When they got to the creek, Jules stopped at a flat rock face half covered in moss, knelt down, and brushed a clump of moss away to reveal a cluster of deep purple amethyst, glinting in the late afternoon sun. She pulled a small pocketknife out of her jeans, pried a loose, thumb-sized piece free, and held it out to him. “For your cornbread win,” she said. He took it, his fingers closing around the smooth, sun-warmed stone. It felt solid, heavy, nothing like the flimsy plastic crystals his ex used to leave around the house.

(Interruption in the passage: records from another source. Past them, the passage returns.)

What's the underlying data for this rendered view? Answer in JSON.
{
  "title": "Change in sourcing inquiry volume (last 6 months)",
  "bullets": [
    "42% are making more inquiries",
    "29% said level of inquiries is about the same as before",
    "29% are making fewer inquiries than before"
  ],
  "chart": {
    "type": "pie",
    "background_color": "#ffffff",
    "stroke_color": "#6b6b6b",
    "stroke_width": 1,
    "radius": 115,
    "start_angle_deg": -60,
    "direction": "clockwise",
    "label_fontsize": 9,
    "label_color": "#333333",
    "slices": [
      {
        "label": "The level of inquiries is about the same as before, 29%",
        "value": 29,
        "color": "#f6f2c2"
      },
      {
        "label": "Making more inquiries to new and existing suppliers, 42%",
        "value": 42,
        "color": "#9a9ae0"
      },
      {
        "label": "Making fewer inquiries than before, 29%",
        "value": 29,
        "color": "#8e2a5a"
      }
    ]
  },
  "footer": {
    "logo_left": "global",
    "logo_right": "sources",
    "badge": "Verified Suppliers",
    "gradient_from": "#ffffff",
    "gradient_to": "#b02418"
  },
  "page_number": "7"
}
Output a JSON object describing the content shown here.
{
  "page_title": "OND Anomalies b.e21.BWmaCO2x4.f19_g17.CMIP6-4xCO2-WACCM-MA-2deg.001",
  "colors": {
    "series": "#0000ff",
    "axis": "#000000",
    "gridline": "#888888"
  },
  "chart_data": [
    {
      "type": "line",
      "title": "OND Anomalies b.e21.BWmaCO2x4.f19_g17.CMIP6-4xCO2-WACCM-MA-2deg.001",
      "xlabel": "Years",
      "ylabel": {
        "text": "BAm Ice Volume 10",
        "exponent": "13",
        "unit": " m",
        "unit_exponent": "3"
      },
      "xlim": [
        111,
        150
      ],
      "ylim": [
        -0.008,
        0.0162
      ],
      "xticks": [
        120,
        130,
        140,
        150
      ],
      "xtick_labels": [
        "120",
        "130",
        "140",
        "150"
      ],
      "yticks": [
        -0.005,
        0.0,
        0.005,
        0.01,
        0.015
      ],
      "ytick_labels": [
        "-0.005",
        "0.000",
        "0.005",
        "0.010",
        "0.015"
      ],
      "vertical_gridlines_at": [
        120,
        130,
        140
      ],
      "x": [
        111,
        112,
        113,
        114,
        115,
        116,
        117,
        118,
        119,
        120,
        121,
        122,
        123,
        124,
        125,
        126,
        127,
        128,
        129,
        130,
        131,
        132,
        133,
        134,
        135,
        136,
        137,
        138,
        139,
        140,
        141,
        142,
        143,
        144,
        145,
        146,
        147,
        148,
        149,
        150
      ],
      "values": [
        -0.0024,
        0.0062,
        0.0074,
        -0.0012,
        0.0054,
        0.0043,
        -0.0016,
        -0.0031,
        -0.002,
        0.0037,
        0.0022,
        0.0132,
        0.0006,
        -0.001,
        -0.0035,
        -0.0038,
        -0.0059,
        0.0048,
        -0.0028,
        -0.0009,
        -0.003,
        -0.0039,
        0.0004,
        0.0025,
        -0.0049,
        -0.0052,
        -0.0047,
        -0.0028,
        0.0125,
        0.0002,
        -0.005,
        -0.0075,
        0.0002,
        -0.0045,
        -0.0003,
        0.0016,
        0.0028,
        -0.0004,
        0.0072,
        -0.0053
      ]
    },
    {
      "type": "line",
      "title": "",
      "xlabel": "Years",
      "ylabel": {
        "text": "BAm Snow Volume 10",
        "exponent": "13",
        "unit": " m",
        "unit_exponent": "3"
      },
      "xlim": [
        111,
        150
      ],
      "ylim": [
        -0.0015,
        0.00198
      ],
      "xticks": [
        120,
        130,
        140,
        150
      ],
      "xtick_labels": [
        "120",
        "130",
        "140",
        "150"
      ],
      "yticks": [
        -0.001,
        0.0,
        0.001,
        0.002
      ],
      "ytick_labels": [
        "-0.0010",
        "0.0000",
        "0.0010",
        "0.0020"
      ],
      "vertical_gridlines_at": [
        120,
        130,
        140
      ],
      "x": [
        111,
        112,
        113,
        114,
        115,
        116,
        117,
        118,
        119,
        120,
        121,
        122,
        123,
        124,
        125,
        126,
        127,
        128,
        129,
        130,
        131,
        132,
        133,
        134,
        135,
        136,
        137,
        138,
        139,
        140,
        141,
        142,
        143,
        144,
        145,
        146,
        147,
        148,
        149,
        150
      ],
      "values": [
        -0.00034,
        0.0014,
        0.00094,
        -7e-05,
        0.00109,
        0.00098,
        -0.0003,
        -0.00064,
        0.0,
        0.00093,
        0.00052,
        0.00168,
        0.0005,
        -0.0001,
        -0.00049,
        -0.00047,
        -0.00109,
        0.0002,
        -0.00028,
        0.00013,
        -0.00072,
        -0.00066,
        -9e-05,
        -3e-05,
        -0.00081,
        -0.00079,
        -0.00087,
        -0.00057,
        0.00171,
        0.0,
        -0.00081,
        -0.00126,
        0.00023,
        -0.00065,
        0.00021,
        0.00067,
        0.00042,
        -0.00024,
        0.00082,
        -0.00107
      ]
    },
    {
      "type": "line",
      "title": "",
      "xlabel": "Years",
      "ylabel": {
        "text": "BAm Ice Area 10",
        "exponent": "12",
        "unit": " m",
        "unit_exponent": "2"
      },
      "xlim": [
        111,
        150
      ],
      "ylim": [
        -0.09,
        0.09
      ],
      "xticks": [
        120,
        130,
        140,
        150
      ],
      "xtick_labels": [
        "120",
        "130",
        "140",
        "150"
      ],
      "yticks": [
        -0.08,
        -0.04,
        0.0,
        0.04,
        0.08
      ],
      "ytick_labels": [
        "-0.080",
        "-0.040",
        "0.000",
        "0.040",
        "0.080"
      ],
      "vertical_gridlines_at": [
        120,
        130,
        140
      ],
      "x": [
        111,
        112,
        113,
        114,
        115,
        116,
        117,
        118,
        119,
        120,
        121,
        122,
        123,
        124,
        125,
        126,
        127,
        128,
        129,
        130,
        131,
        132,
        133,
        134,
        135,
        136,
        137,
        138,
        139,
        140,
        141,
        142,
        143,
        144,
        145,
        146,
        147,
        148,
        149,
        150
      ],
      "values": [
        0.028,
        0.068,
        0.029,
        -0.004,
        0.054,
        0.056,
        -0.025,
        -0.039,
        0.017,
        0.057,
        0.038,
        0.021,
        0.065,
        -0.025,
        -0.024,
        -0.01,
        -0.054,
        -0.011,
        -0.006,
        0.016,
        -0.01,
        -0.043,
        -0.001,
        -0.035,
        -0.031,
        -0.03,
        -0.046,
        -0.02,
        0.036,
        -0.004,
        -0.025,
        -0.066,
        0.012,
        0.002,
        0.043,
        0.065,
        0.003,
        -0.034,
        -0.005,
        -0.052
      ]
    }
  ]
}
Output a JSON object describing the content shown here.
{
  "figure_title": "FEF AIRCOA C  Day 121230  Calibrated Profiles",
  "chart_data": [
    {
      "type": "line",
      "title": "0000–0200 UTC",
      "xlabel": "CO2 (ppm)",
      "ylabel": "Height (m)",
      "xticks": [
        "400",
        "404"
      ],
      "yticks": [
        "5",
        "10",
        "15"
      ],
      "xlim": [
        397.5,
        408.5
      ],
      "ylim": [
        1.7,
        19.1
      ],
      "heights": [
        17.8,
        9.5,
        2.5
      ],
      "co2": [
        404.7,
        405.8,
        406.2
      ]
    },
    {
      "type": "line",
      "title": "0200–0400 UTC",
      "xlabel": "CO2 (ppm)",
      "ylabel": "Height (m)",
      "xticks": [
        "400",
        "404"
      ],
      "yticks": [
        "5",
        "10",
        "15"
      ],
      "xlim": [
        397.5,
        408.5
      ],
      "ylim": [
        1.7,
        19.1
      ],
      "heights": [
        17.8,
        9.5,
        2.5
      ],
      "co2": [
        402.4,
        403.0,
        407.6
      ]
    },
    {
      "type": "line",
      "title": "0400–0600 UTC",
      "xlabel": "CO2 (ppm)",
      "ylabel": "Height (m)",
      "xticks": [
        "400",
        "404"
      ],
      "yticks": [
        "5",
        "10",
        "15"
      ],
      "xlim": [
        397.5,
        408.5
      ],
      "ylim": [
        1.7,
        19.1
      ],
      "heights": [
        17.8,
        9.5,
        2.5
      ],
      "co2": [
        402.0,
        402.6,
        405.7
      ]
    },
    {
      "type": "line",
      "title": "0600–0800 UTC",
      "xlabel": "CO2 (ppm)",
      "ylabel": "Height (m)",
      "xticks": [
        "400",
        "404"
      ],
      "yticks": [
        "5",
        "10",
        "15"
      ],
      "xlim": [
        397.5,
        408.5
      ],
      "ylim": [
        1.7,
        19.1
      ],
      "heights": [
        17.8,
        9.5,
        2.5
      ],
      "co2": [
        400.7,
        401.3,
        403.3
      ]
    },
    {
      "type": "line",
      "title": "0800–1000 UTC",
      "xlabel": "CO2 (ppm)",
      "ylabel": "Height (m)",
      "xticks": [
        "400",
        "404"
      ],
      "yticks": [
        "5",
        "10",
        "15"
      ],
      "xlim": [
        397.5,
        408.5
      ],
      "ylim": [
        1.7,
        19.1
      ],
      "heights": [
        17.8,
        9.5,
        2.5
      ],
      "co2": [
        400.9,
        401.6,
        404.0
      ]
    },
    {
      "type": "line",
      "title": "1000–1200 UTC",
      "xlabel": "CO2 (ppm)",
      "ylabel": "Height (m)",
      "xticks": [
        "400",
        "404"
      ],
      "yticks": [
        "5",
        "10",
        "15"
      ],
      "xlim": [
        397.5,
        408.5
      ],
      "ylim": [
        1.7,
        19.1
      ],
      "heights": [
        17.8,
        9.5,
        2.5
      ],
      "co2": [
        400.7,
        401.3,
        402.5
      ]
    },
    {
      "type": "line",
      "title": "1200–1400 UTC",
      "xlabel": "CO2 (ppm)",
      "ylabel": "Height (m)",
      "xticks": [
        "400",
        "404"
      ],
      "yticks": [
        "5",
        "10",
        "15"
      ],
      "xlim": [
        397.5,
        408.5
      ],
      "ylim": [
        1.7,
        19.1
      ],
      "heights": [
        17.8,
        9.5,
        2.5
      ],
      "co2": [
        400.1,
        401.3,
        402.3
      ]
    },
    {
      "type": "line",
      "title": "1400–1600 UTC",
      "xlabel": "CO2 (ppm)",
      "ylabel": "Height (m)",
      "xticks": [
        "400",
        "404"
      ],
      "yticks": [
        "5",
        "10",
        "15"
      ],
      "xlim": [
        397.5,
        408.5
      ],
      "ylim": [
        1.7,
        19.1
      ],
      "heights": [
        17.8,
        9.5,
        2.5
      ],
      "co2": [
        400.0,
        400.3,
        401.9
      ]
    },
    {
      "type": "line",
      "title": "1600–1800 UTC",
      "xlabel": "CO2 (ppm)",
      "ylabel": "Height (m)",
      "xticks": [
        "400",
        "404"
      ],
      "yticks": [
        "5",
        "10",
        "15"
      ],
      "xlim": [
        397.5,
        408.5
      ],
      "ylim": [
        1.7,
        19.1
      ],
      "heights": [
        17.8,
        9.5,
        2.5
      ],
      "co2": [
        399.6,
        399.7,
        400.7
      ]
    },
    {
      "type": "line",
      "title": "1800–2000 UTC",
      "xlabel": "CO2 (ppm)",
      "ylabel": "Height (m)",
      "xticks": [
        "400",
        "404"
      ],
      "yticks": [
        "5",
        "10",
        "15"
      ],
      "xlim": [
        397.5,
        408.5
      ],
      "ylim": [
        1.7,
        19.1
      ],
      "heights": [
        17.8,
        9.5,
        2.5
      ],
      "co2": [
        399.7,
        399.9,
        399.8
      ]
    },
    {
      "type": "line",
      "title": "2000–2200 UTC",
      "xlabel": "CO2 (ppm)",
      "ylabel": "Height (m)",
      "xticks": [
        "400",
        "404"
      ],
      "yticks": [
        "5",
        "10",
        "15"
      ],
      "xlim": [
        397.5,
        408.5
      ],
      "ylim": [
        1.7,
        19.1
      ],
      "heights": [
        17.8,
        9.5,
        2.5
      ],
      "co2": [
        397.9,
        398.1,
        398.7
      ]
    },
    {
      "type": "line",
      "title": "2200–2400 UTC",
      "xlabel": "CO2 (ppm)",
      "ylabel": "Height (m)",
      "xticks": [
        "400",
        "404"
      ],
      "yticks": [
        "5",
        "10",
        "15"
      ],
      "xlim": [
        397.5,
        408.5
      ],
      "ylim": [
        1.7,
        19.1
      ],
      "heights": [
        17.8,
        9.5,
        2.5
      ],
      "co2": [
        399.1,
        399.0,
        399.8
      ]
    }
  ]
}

He tucked it into the pocket of his work jeans, and when he looked up, Jules was watching him, the golden flecks in her hazel eyes bright in the sunset. “There’s a diner on the edge of town that serves peach pie till 10,” she said, tilting her head toward the path back up. “They make it with peaches from their own orchard. Wanna go?”

Rafe nodded, whistling for Mabel, who’d wandered off to sniff at a frog in the creek. She came trotting over, tail wagging, and he followed Jules back up the path, the sound of the bluegrass band growing louder as they got closer to the festival, the amethyst warm and heavy in his pocket, the taste of spiced cider still on his tongue.